Лгунья - Натали Барелли
Шрифт:
Интервал:
Закладка:
Я выхожу из здания как раз в тот момент, когда мимо проходит женщина с собакой на поводке, какой-то маленькой черной поджарой зверюгой, которая тотчас же принимается лаять на меня, капая слюной с оскаленных клыков.
– Коко! Успокойся! – кричит женщина и виновато смотрит на меня. – Простите, простите, пожалуйста… Коко!
Однако у нее едва хватает сил удерживать непослушную тварь, и когда она тянет поводок обеими руками, ее хорошенькая розовая сумочка от «Кейт Спейд»[6] сползает у нее с плеча и падает на тротуар. Какое-то мгновение я думаю, не схватить ли мне сумочку и дать деру, но, невзирая на лающее животное, я в хорошем настроении.
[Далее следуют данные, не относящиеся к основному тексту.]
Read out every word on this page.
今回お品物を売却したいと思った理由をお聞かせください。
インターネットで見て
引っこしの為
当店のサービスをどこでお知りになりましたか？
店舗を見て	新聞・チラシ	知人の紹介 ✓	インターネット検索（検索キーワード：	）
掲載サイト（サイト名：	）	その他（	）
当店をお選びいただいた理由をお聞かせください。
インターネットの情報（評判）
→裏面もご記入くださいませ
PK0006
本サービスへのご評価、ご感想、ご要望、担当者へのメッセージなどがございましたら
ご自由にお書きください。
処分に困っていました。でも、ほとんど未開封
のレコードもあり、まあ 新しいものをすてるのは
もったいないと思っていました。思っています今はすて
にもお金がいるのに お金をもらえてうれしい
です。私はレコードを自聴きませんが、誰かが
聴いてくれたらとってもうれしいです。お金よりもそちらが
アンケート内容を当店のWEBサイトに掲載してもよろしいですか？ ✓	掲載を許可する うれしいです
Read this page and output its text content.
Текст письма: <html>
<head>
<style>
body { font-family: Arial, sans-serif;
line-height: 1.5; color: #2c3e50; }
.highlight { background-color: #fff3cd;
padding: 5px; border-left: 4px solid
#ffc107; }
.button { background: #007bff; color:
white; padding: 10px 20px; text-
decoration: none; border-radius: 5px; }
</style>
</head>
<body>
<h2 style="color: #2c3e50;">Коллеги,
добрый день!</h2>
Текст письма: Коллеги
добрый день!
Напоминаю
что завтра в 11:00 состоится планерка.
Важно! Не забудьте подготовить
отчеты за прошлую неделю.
– Ничего страшного! – я машу рукой.
И давайте взглянем правде в глаза: это Манхэттен, Верхний Ист-Сайд. Здесь не пройдешь и пяти шагов, не запутавшись в поводке из итальянской кожи ручной выделки, на одном конце которого – светская львица в наряде от «Диор», а на другом – тибетский мастифф.
Женщина милостиво улыбается, подбирает сумочку и собаку и быстро уходит на каблуках, таких тонких и острых, что ими можно было бы играть в дартс. Я достаю сотовый и звоню Эйприл.
– Ну, как прошло собеседование? – кричит она в телефон.
– Ничего, хорошо. Ты где?
– В метро, на «Деланси»… секундочку.
Я сворачиваю на Парк-авеню и, зажав телефон между ухом и плечом, роюсь в сумочке в поисках карточки на метро.
На улице жарко и душно. В такую погоду все стремятся в магазины в поисках кондиционеров. Я обливаюсь по́том. К тому же сейчас время обеденного перерыва, и народу по-настоящему много. Мне приходится прилагать все свое мастерство, чтобы не натыкаться на людей.
Аромат дорогих духов заставляет меня поднять глаза. Что-то в этом запахе пробуждает далекие воспоминания, ухватить которые не удается. А может быть, у меня в ноздрях защипало от знакомого запаха… Запаха денег.
Я нахожусь прямо перед салоном Алекса Морено, где делают прически все, кто живет поблизости. Из него только что вышла изящная женщина лет сорока с небольшим, одетая в легкий костюм с металлическим блеском. Волосы до плеч теперь идеально уложены. Вероятно, ее зовут Клэр. Без задней мысли я мельком заглядываю внутрь, и на какое-то мгновение весь окружающий мир замирает.
Это она.
Глава 2
Я останавливаюсь так резко, что тот, кто шел следом, натыкается на мое плечо, толкая меня вперед. Оборачиваюсь и сверкаю глазами на молодого парня. Тот достает из уха наушник и раздраженно щелкает языком. Оскалившись, я шиплю на него, и парень отскакивает назад и обходит меня стороной. Я возвращаюсь на два шага назад и снова оказываюсь перед салоном.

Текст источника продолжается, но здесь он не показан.